An investment fund was denied, and price is plummeting.
In February, bitcoin reached its highest value ever in the history of the currency, and earlier this month was priced higher than gold. Investors and enthusiasts were elated, but cautious. The steep rise in value was largely attributed to an anticipated ruling by the Securities and Exchange Commission on a proposed bitcoin investment fund, headed up by the Winklevoss twins.
On Friday, the SEC denied the fund. Now, bitcoin's future seems less certain than it did just days ago, and its massive price gains hang in the balance.

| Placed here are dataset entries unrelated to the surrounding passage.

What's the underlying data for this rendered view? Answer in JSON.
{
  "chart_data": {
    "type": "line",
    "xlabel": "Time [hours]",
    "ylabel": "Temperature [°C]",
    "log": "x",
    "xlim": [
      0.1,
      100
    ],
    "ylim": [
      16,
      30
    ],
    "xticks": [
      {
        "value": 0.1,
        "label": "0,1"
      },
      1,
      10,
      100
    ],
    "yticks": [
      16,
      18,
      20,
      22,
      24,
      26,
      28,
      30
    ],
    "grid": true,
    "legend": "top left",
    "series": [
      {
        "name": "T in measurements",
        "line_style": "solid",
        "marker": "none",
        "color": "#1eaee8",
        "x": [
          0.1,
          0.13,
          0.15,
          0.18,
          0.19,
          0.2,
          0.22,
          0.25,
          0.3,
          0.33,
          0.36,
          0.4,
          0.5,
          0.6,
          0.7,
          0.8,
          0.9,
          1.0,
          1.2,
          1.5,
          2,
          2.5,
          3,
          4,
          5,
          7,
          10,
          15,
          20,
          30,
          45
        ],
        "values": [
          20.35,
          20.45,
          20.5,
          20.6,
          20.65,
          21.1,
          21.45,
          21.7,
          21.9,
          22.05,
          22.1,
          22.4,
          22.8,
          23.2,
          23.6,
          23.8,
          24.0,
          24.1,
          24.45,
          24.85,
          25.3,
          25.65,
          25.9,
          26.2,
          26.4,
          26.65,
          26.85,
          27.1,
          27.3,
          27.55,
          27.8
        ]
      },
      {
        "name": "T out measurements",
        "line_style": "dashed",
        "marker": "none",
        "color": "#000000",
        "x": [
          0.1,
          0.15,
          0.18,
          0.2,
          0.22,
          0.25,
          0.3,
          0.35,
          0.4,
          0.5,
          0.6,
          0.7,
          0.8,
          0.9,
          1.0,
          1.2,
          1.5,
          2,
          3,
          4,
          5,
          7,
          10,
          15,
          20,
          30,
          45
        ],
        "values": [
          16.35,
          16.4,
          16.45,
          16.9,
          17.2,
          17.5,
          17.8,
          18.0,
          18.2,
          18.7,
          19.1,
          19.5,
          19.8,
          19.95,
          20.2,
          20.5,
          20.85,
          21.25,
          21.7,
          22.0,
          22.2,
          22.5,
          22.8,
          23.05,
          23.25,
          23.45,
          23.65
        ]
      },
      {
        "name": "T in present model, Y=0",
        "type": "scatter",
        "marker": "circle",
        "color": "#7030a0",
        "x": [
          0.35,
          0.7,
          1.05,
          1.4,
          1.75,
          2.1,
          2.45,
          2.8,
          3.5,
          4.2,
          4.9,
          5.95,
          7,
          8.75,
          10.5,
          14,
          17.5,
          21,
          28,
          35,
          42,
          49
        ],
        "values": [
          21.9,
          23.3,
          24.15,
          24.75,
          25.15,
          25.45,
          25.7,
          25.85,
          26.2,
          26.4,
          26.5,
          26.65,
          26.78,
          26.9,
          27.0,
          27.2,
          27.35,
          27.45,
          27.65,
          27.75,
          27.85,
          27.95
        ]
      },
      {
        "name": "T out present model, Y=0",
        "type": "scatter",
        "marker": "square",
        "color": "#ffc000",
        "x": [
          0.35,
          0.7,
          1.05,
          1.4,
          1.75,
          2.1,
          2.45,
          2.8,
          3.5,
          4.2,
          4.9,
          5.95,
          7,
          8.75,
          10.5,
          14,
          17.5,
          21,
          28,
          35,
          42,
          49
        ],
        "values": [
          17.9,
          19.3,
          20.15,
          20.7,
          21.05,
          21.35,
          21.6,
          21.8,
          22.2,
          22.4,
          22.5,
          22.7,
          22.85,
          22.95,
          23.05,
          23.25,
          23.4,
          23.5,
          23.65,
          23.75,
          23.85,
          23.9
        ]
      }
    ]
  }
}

The Winklevoss Bitcoin Trust, if approved, would have held bitcoins and issued shares to investors, who would have gotten a return only if the price of bitcoin rose. According to an SEC filing explaining the department's decision on Friday, the trust was denied because the vast majority of the bitcoin ecosystem is currently unregulated.
Simply put, the SEC's decision largely hinged on the principle that the assets underlying a fund should be resistant to price manipulation. And, the SEC filing claims, since a large number of bitcoin exchanges—where coins are traded—are unregulated and outside the US, the Winklevoss Trust can't meet this requirement.
Bitcoin is already seeing the disastrous effects of a misfired round of speculation. While the price of a single bitcoin was trending above $1300 just hours before the SEC's decision, the price immediately plummeted to just above $1000 in the minutes after.
All this is to say: Pray for the bitcoiners.